The role of the documentary cinematographer is singular in filmmaking, and underexamined. More so than her feature counterparts, the documentary cameraperson is a sort of diviner, a seeker of moments. Her instinct for the extraordinary instant, and the patience with which she invites and then awaits its arrival, marks her as a uniquely vital collaborator. She also finds herself in the odd position of doing for a living what a culture of documentation has made commonplace, if not pernicious: holding up a camera to the world.
Kirsten Johnson has held up a camera in more parts of our world than most people can find on a map. In her twenty-plus years as a documentary cinematographer, she has traveled to Darfur, China, Yemen, Bosnia, and parts between, working on films including Pray the Devil Back to Hell, Fahrenheit 9-11, The Invisible War, and Citizenfour. In 2009, a grant sent her to Afghanistan, where she worked on a film about schooling for Afghan girls. When it appeared that film’s release would pose a threat to its subjects, Johnson focused her attention on two Afghan teenagers, one of whom eventually rescinded permission to use images of her face. Reeling, Johnson sought to incorporate into the project the difficulties involved and the questions they raised — professional and personal. The unlikely result of that process is Cameraperson, an elegant, startling, collage-style memoir comprising outtakes and other footage from Johnson’s varied career.
“I really hoped for a film that could hold as many of my questions as possible. That in many ways is how the form emerged,” Johnson told me in a recent interview. Cameraperson juxtaposes testimonials from Bosnian rape victims with footage from a Penn State football game; we move from sites of epic tragedy to images of Johnson’s father and young children considering the burial of a small bird. The decision to include personal footage clarified Johnson’s sense of the project: The film’s images of Johnson’s mother, who suffered from Alzheimer’s before her death in 2007, were a source of profound ambivalence.
“I was shooting knowing it wasn’t OK for her,” Johnson said of images of her mother wandering her childhood ranch in a daze. Toward the end, Johnson raised her camera, “completely on the level of instinct — like, I’m going to lose her soon, and I want some way to keep her. I swore to myself that no one would ever see that footage except for me. I didn’t even look at that footage for seven years after her death, until I started to reach into the other footage from other films, and I realized that permission and consent were at the core of my questioning.”
A second turning point involved abandoning voiceover: Cameraperson denotes only place, its narrative emerging from oblique angles, a sense of experience and unspoken ideas coalescing into story. Working with editor Nels Bangerter, Johnson created an operating constraint: “It must exist in the footage; there can be no voice guiding you.”
Returning to old footage, Johnson made an uncanny discovery. “I thought I couldn’t remember anything, and I would look at the footage, and I would recognize the eyes of every person I had filmed,” she said. Seeking out a pivotal moment in Yemen, where she shot with Laura Poitras, Johnson was surprised by an exchange with a fixer over the nature of their project — was it journalism or entertainment? Or both?

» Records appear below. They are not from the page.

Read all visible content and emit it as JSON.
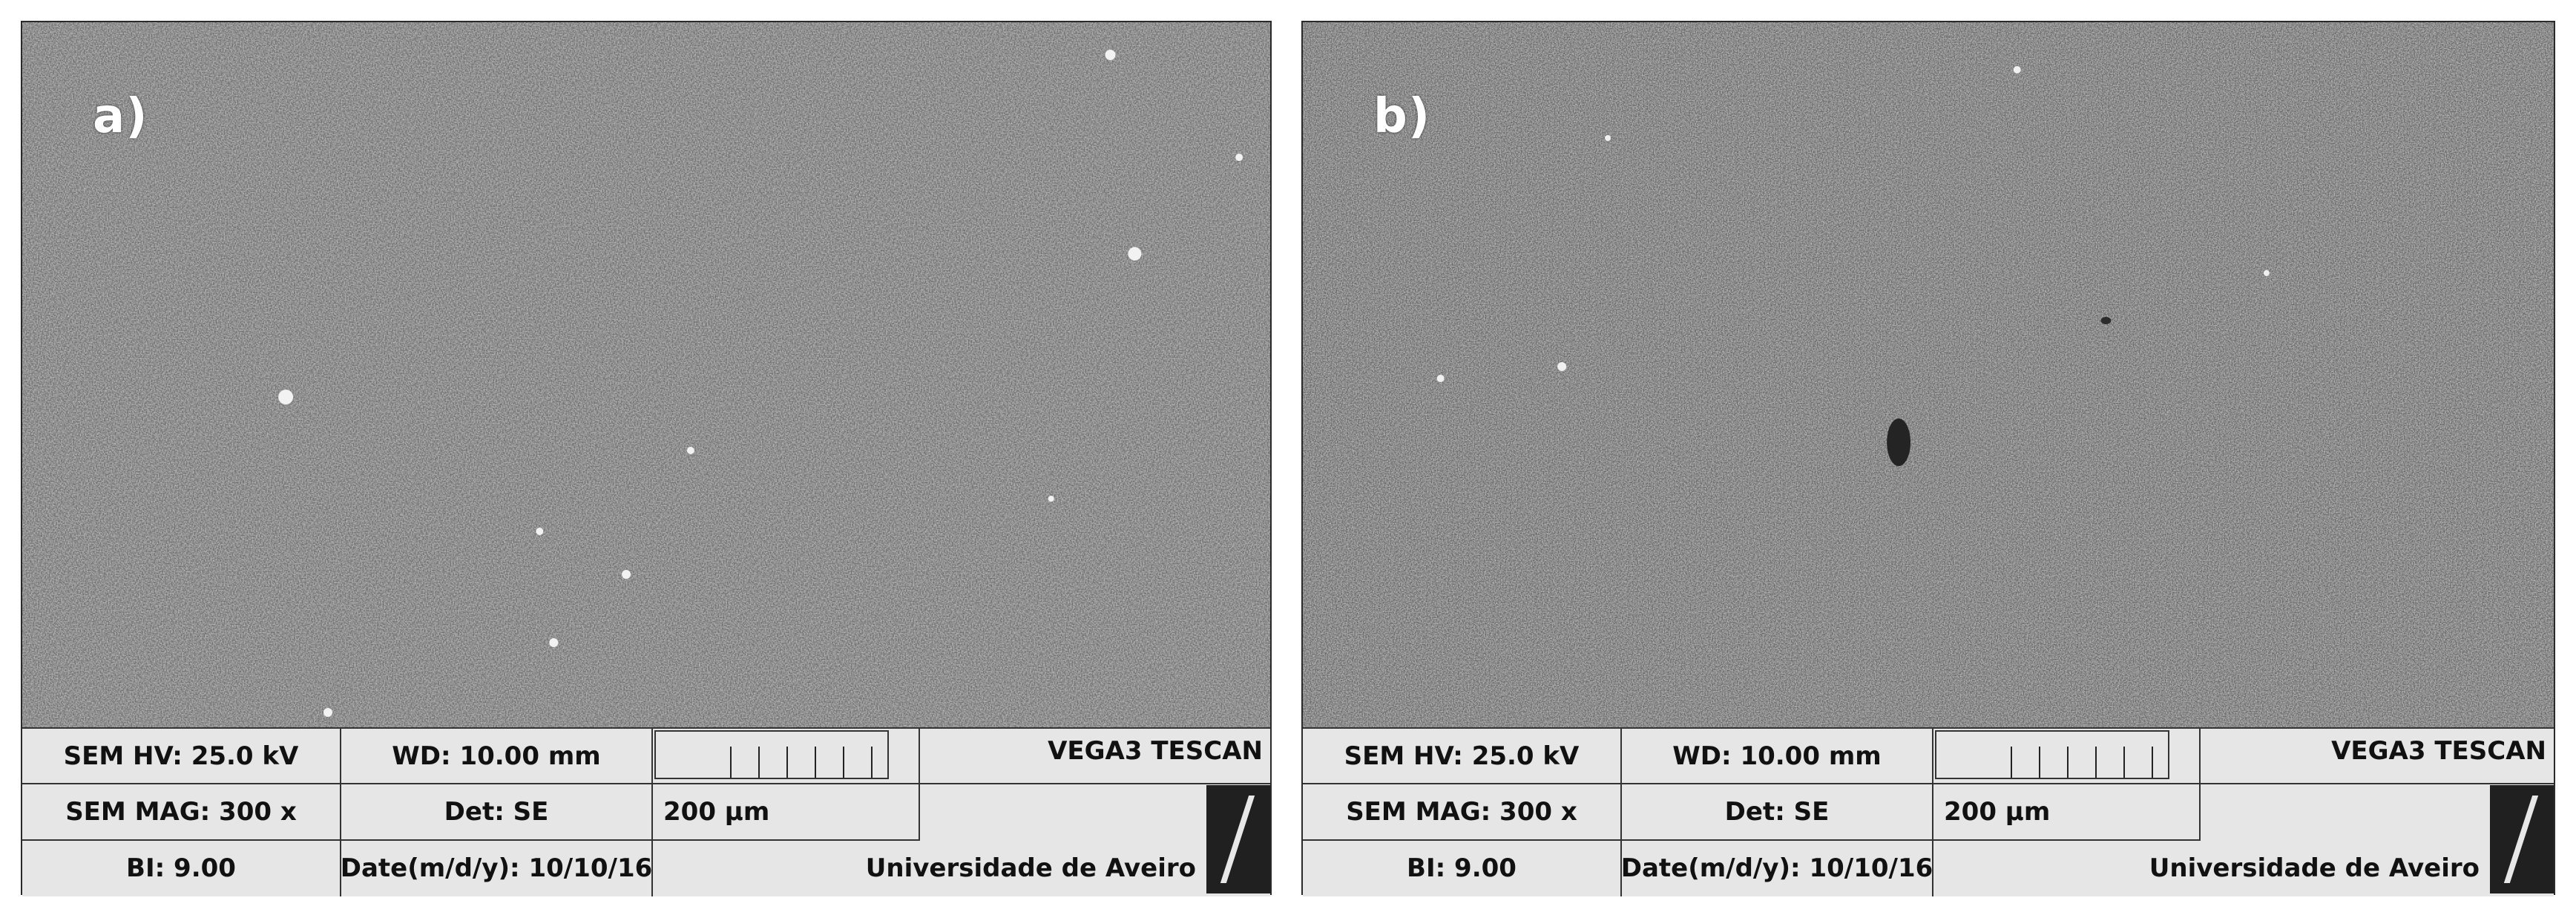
{
  "panels": [
    {
      "label": "a)",
      "hv": "SEM HV: 25.0 kV",
      "wd": "WD: 10.00 mm",
      "mag": "SEM MAG: 300 x",
      "det": "Det: SE",
      "scale": "200 μm",
      "bi": "BI: 9.00",
      "date": "Date(m/d/y): 10/10/16",
      "brand": "VEGA3 TESCAN",
      "institution": "Universidade de Aveiro",
      "logo_icon": "tescan-logo-icon"
    },
    {
      "label": "b)",
      "hv": "SEM HV: 25.0 kV",
      "wd": "WD: 10.00 mm",
      "mag": "SEM MAG: 300 x",
      "det": "Det: SE",
      "scale": "200 μm",
      "bi": "BI: 9.00",
      "date": "Date(m/d/y): 10/10/16",
      "brand": "VEGA3 TESCAN",
      "institution": "Universidade de Aveiro",
      "logo_icon": "tescan-logo-icon"
    }
  ],
  "colors": {
    "micrograph_base": "#6e6e6e",
    "databar_bg": "#e6e6e6"
  }
}
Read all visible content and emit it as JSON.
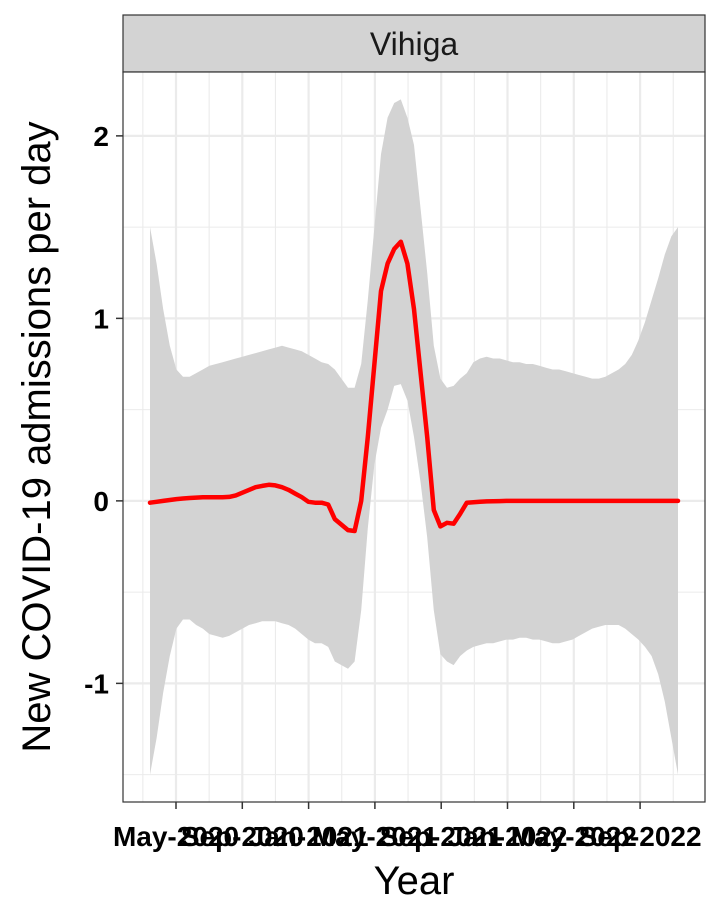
{
  "chart_data": {
    "type": "line",
    "facet_label": "Vihiga",
    "xlabel": "Year",
    "ylabel": "New COVID-19 admissions per day",
    "ylim": [
      -1.65,
      2.35
    ],
    "y_ticks": [
      -1,
      0,
      1,
      2
    ],
    "y_tick_labels": [
      "-1",
      "0",
      "1",
      "2"
    ],
    "x_tick_labels": [
      "May-2020",
      "Sep-2020",
      "Jan-2021",
      "May-2021",
      "Sep-2021",
      "Jan-2022",
      "May-2022",
      "Sep-2022"
    ],
    "grid": true,
    "colors": {
      "line": "#ff0000",
      "ribbon": "#d3d3d3",
      "strip": "#d3d3d3",
      "grid": "#ebebeb"
    },
    "series": [
      {
        "x": [
          0,
          1,
          2,
          3,
          4,
          5,
          6,
          7,
          8,
          9,
          10,
          11,
          12,
          13,
          14,
          15,
          16,
          17,
          18,
          19,
          20,
          21,
          22,
          23,
          24,
          25,
          26,
          27,
          28,
          29,
          30,
          31,
          32,
          33,
          34,
          35,
          36,
          37,
          38,
          39,
          40,
          41,
          42,
          43,
          44,
          45,
          46,
          47,
          48,
          49,
          50,
          51,
          52,
          53,
          54,
          55,
          56,
          57,
          58,
          59,
          60,
          61,
          62,
          63,
          64,
          65,
          66,
          67,
          68,
          69,
          70,
          71,
          72,
          73,
          74,
          75,
          76,
          77,
          78,
          79,
          80
        ],
        "values": [
          -0.01,
          -0.005,
          0.0,
          0.005,
          0.01,
          0.013,
          0.016,
          0.018,
          0.02,
          0.02,
          0.02,
          0.02,
          0.022,
          0.03,
          0.045,
          0.06,
          0.075,
          0.082,
          0.088,
          0.085,
          0.075,
          0.06,
          0.04,
          0.02,
          -0.005,
          -0.01,
          -0.01,
          -0.02,
          -0.1,
          -0.13,
          -0.16,
          -0.165,
          0.0,
          0.35,
          0.75,
          1.15,
          1.3,
          1.38,
          1.42,
          1.3,
          1.05,
          0.7,
          0.35,
          -0.05,
          -0.14,
          -0.12,
          -0.125,
          -0.07,
          -0.01,
          -0.008,
          -0.005,
          -0.003,
          -0.002,
          -0.001,
          0.0,
          0.0,
          0.0,
          0.0,
          0.0,
          0.0,
          0.0,
          0.0,
          0.0,
          0.0,
          0.0,
          0.0,
          0.0,
          0.0,
          0.0,
          0.0,
          0.0,
          0.0,
          0.0,
          0.0,
          0.0,
          0.0,
          0.0,
          0.0,
          0.0,
          0.0,
          0.0
        ],
        "lower": [
          -1.5,
          -1.3,
          -1.05,
          -0.85,
          -0.7,
          -0.65,
          -0.65,
          -0.68,
          -0.7,
          -0.73,
          -0.74,
          -0.75,
          -0.74,
          -0.72,
          -0.7,
          -0.68,
          -0.67,
          -0.66,
          -0.66,
          -0.66,
          -0.67,
          -0.68,
          -0.7,
          -0.73,
          -0.76,
          -0.78,
          -0.78,
          -0.8,
          -0.88,
          -0.9,
          -0.92,
          -0.88,
          -0.6,
          -0.15,
          0.2,
          0.4,
          0.5,
          0.63,
          0.64,
          0.55,
          0.35,
          0.1,
          -0.2,
          -0.6,
          -0.84,
          -0.88,
          -0.9,
          -0.85,
          -0.82,
          -0.8,
          -0.79,
          -0.78,
          -0.78,
          -0.77,
          -0.76,
          -0.76,
          -0.75,
          -0.75,
          -0.76,
          -0.76,
          -0.77,
          -0.78,
          -0.78,
          -0.77,
          -0.76,
          -0.74,
          -0.72,
          -0.7,
          -0.69,
          -0.68,
          -0.68,
          -0.68,
          -0.7,
          -0.73,
          -0.76,
          -0.8,
          -0.85,
          -0.95,
          -1.1,
          -1.3,
          -1.5
        ],
        "upper": [
          1.5,
          1.3,
          1.05,
          0.85,
          0.72,
          0.68,
          0.68,
          0.7,
          0.72,
          0.74,
          0.75,
          0.76,
          0.77,
          0.78,
          0.79,
          0.8,
          0.81,
          0.82,
          0.83,
          0.84,
          0.85,
          0.84,
          0.83,
          0.82,
          0.8,
          0.78,
          0.76,
          0.75,
          0.72,
          0.67,
          0.62,
          0.62,
          0.75,
          1.1,
          1.5,
          1.9,
          2.1,
          2.18,
          2.2,
          2.1,
          1.95,
          1.6,
          1.25,
          0.85,
          0.67,
          0.62,
          0.63,
          0.67,
          0.7,
          0.76,
          0.78,
          0.79,
          0.78,
          0.78,
          0.77,
          0.76,
          0.76,
          0.75,
          0.75,
          0.74,
          0.73,
          0.72,
          0.72,
          0.71,
          0.7,
          0.69,
          0.68,
          0.67,
          0.67,
          0.68,
          0.7,
          0.72,
          0.75,
          0.8,
          0.88,
          0.98,
          1.1,
          1.22,
          1.35,
          1.45,
          1.5
        ]
      }
    ]
  }
}
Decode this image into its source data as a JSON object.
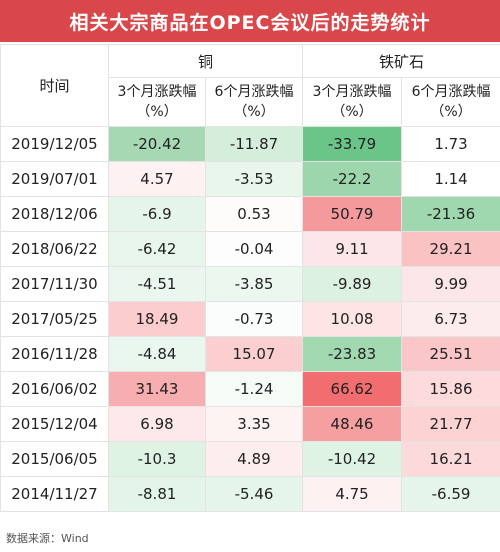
{
  "title": "相关大宗商品在OPEC会议后的走势统计",
  "header": {
    "time": "时间",
    "groups": [
      "铜",
      "铁矿石"
    ],
    "sub": [
      {
        "line1": "3个月涨跌幅",
        "line2": "（%）"
      },
      {
        "line1": "6个月涨跌幅",
        "line2": "（%）"
      },
      {
        "line1": "3个月涨跌幅",
        "line2": "（%）"
      },
      {
        "line1": "6个月涨跌幅",
        "line2": "（%）"
      }
    ]
  },
  "rows": [
    {
      "date": "2019/12/05",
      "values": [
        "-20.42",
        "-11.87",
        "-33.79",
        "1.73"
      ]
    },
    {
      "date": "2019/07/01",
      "values": [
        "4.57",
        "-3.53",
        "-22.2",
        "1.14"
      ]
    },
    {
      "date": "2018/12/06",
      "values": [
        "-6.9",
        "0.53",
        "50.79",
        "-21.36"
      ]
    },
    {
      "date": "2018/06/22",
      "values": [
        "-6.42",
        "-0.04",
        "9.11",
        "29.21"
      ]
    },
    {
      "date": "2017/11/30",
      "values": [
        "-4.51",
        "-3.85",
        "-9.89",
        "9.99"
      ]
    },
    {
      "date": "2017/05/25",
      "values": [
        "18.49",
        "-0.73",
        "10.08",
        "6.73"
      ]
    },
    {
      "date": "2016/11/28",
      "values": [
        "-4.84",
        "15.07",
        "-23.83",
        "25.51"
      ]
    },
    {
      "date": "2016/06/02",
      "values": [
        "31.43",
        "-1.24",
        "66.62",
        "15.86"
      ]
    },
    {
      "date": "2015/12/04",
      "values": [
        "6.98",
        "3.35",
        "48.46",
        "21.77"
      ]
    },
    {
      "date": "2015/06/05",
      "values": [
        "-10.3",
        "4.89",
        "-10.42",
        "16.21"
      ]
    },
    {
      "date": "2014/11/27",
      "values": [
        "-8.81",
        "-5.46",
        "4.75",
        "-6.59"
      ]
    }
  ],
  "cell_colors": [
    [
      "#a6d9b3",
      "#d4eedb",
      "#6cc588",
      "#ffffff"
    ],
    [
      "#fdf1f2",
      "#e8f6ec",
      "#9dd6ad",
      "#ffffff"
    ],
    [
      "#e6f5ea",
      "#fefbfb",
      "#f59a9c",
      "#9fd7ae"
    ],
    [
      "#e7f5eb",
      "#fdfdfd",
      "#fde6e7",
      "#fbc2c3"
    ],
    [
      "#ebf7ee",
      "#ecf7ef",
      "#dcf1e2",
      "#fde6e7"
    ],
    [
      "#fbcdce",
      "#fbfdfc",
      "#fde4e5",
      "#fdecec"
    ],
    [
      "#eaf7ee",
      "#fbcfd0",
      "#a1d8b0",
      "#fbc6c7"
    ],
    [
      "#f7aeb0",
      "#f5fbf7",
      "#f26d70",
      "#fddadb"
    ],
    [
      "#fde9ea",
      "#fdf3f3",
      "#f59fa1",
      "#fcd2d3"
    ],
    [
      "#dff3e5",
      "#fdeeee",
      "#dff3e5",
      "#fcdadb"
    ],
    [
      "#e3f4e8",
      "#e5f5e9",
      "#fdf1f1",
      "#e6f5ea"
    ]
  ],
  "watermark": "Win.d",
  "footer": "数据来源：Wind"
}
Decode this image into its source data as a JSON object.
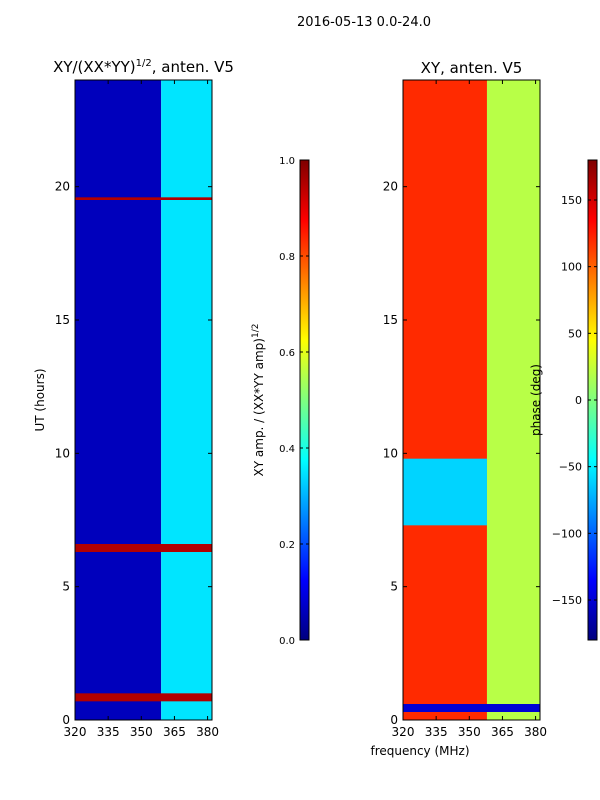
{
  "suptitle": "2016-05-13 0.0-24.0",
  "colors": {
    "axis": "#000000",
    "jet": [
      "#00007f",
      "#0000ff",
      "#007fff",
      "#00ffff",
      "#7fff7f",
      "#ffff00",
      "#ff7f00",
      "#ff0000",
      "#7f0000"
    ]
  },
  "chart_data": [
    {
      "type": "heatmap",
      "title_main": "XY/(XX*YY)",
      "title_sup": "1/2",
      "title_rest": ", anten. V5",
      "xlabel": "",
      "ylabel": "UT (hours)",
      "xlim": [
        320,
        382
      ],
      "ylim": [
        0,
        24
      ],
      "xticks": [
        "320",
        "335",
        "350",
        "365",
        "380"
      ],
      "xtick_values": [
        320,
        335,
        350,
        365,
        380
      ],
      "yticks": [
        "0",
        "5",
        "10",
        "15",
        "20"
      ],
      "ytick_values": [
        0,
        5,
        10,
        15,
        20
      ],
      "colorbar": {
        "label_main": "XY amp. / (XX*YY amp)",
        "label_sup": "1/2",
        "range": [
          0.0,
          1.0
        ],
        "ticks": [
          "0.0",
          "0.2",
          "0.4",
          "0.6",
          "0.8",
          "1.0"
        ],
        "tick_values": [
          0.0,
          0.2,
          0.4,
          0.6,
          0.8,
          1.0
        ]
      },
      "regions": [
        {
          "x": [
            320,
            359
          ],
          "y": [
            0,
            24
          ],
          "value": 0.06
        },
        {
          "x": [
            359,
            382
          ],
          "y": [
            0,
            24
          ],
          "value": 0.35
        },
        {
          "x": [
            320,
            382
          ],
          "y": [
            0.7,
            1.0
          ],
          "value": 0.95
        },
        {
          "x": [
            320,
            382
          ],
          "y": [
            6.3,
            6.6
          ],
          "value": 0.95
        },
        {
          "x": [
            320,
            382
          ],
          "y": [
            19.5,
            19.6
          ],
          "value": 0.95
        }
      ]
    },
    {
      "type": "heatmap",
      "title_main": "XY, anten. V5",
      "xlabel": "frequency (MHz)",
      "ylabel": "",
      "xlim": [
        320,
        382
      ],
      "ylim": [
        0,
        24
      ],
      "xticks": [
        "320",
        "335",
        "350",
        "365",
        "380"
      ],
      "xtick_values": [
        320,
        335,
        350,
        365,
        380
      ],
      "yticks": [
        "0",
        "5",
        "10",
        "15",
        "20"
      ],
      "ytick_values": [
        0,
        5,
        10,
        15,
        20
      ],
      "colorbar": {
        "label_main": "phase (deg)",
        "range": [
          -180,
          180
        ],
        "ticks": [
          "−150",
          "−100",
          "−50",
          "0",
          "50",
          "100",
          "150"
        ],
        "tick_values": [
          -150,
          -100,
          -50,
          0,
          50,
          100,
          150
        ]
      },
      "regions": [
        {
          "x": [
            320,
            358
          ],
          "y": [
            0,
            24
          ],
          "value": 120
        },
        {
          "x": [
            358,
            382
          ],
          "y": [
            0,
            24
          ],
          "value": 20
        },
        {
          "x": [
            320,
            358
          ],
          "y": [
            7.3,
            9.8
          ],
          "value": -60
        },
        {
          "x": [
            320,
            382
          ],
          "y": [
            0.3,
            0.6
          ],
          "value": -150
        }
      ]
    }
  ]
}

Along with examining that question, Cameraperson attempts, through its loose, stone-skipping structure, to replicate something of a documentarian’s vagabond existence. Johnson sought to convey the exhilaration of that life but also the creeping sense “that I had taken in more traumatic information than I understood, and [more than] I could actually manage. We wanted to work that into the structure — it feels good, it feels good, and then all of a sudden it feels really bad. You don’t see it coming.”
Though she appears only in glimpses, Johnson makes her presence felt and occasionally heard behind the camera. We hear her soothe a nervous subject, murmur her relief when two Bosnian kids give up their struggle with an ax, and exult when it appears a baby whose birth she is filming in a Nigerian hospital will survive. The question of when and how to intervene adds to Cameraperson a gnawing unease. When the mother of that newborn began to hemorrhage, Johnson and her colleagues paid for the blood that saved her life.But especially in the developing world, interventions involving money are fraught. “What feels like the right gesture, the generous gesture, the supportive thing…can often be ridiculously disruptive, and actually life-threatening, to the people involved. You have to be very careful about those choices.”
In Cameraperson, the professional is inextricably personal. We witness Johnson’s return to Bosnia, where she reconnects with the peasant Muslim family whose postwar return to their home she had documented. One of her subjects, a mother who has never ventured far from her children, encouraged Johnson to bring her own kids on her next visit, so they might see how their mother has spent her days, the people and places that have claimed her as surely as she has captured them. “In so many ways I thought I was making this movie to contend with the past, and to contend with my loss of my mother, and memory, and history,” Johnson said. “But in that moment she helped me to realize that I’m also making it for the future. I’m also leaving evidence for my children of who I am and who I was.”